By Laura Le, Kari Lock Morgan, Lucy D'Agostino McGowan in Invited Panel


Tools for analyzing R code the tidy way

With the current emphasis on reproducibility and replicability, there is an increasing need to examine how data analyses are conducted. In order to analyze the between researcher variability in data analysis choices as well as the aspects within the data analysis pipeline that contribute to the variability in results, we have created two R packages: matahari and tidycode. These packages build on methods created for natural language processing; rather than allowing for the processing of natural language, we focus on R code as the substrate of interest. The matahari package facilitates the logging of everything that is typed in the R console or in an R script in a tidy data frame. The tidycode package contains tools to allow for analyzing R calls in a tidy manner. We demonstrate the utility of these packages as well as walk through two examples.

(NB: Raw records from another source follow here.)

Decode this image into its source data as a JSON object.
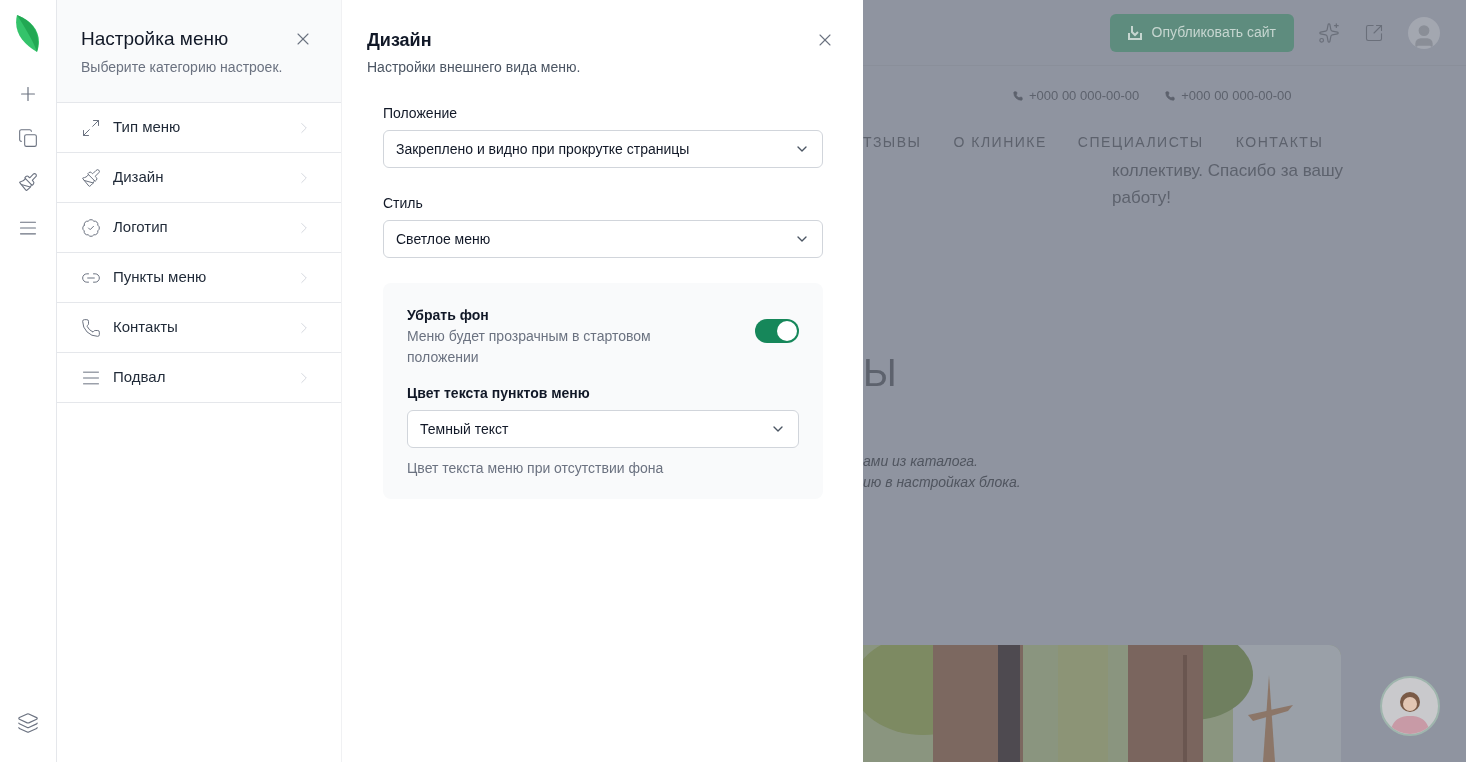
{
  "menu_panel": {
    "title": "Настройка меню",
    "subtitle": "Выберите категорию настроек.",
    "items": [
      {
        "label": "Тип меню",
        "kind": "expand"
      },
      {
        "label": "Дизайн",
        "kind": "brush"
      },
      {
        "label": "Логотип",
        "kind": "badge"
      },
      {
        "label": "Пункты меню",
        "kind": "link"
      },
      {
        "label": "Контакты",
        "kind": "phone"
      },
      {
        "label": "Подвал",
        "kind": "lines"
      }
    ]
  },
  "design_panel": {
    "title": "Дизайн",
    "subtitle": "Настройки внешнего вида меню.",
    "fields": [
      {
        "label": "Положение",
        "value": "Закреплено и видно при прокрутке страницы"
      },
      {
        "label": "Стиль",
        "value": "Светлое меню"
      }
    ],
    "background_card": {
      "toggle": {
        "label": "Убрать фон",
        "description": "Меню будет прозрачным в стартовом положении",
        "on": true
      },
      "select": {
        "label": "Цвет текста пунктов меню",
        "value": "Темный текст",
        "hint": "Цвет текста меню при отсутствии фона"
      }
    }
  },
  "preview": {
    "publish_button": "Опубликовать сайт",
    "phones": [
      "+000 00 000-00-00",
      "+000 00 000-00-00"
    ],
    "nav": [
      "ТЗЫВЫ",
      "О КЛИНИКЕ",
      "СПЕЦИАЛИСТЫ",
      "КОНТАКТЫ"
    ],
    "review_text": "коллективу. Спасибо за вашу работу!",
    "heading": "Ы",
    "notes": [
      "ами из каталога.",
      "ию в настройках блока."
    ]
  }
}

Using RStudio Cloud in the Classroom

This workshop covers set up, implementation, and tips and tricks for integrating RStudio Cloud in your classroom. RStudio Cloud is a great way to incorporate R in the classroom without the hassle of installation and complex set up.

January 29, 2020

4:30 PM – 5:30 PM

ASA K-12 Virtual Workshops 2020

By Lucy D'Agostino McGowan and Shannon Ellis in Invited Workshop



Challenges in Augmenting Randomized Trials with Observational Health Records

This talk addresses challenges with making health record data and clinical trial data compatible. The data collected in trials is collected regularly and in an organized way, while data from health records is messier and more haphazard. A clinical trial has a clear start and endpoint, while health record data is collected continuously. Additionally, clinical trial participants may be healthier than patients we see in health records. Covariates are defined in advance for a trial, but must be predicted or imputed from the health record. In this talk I will discuss some of the challenges we have encountered in trying to integrate trial data with observational health records to improve power and design new trials.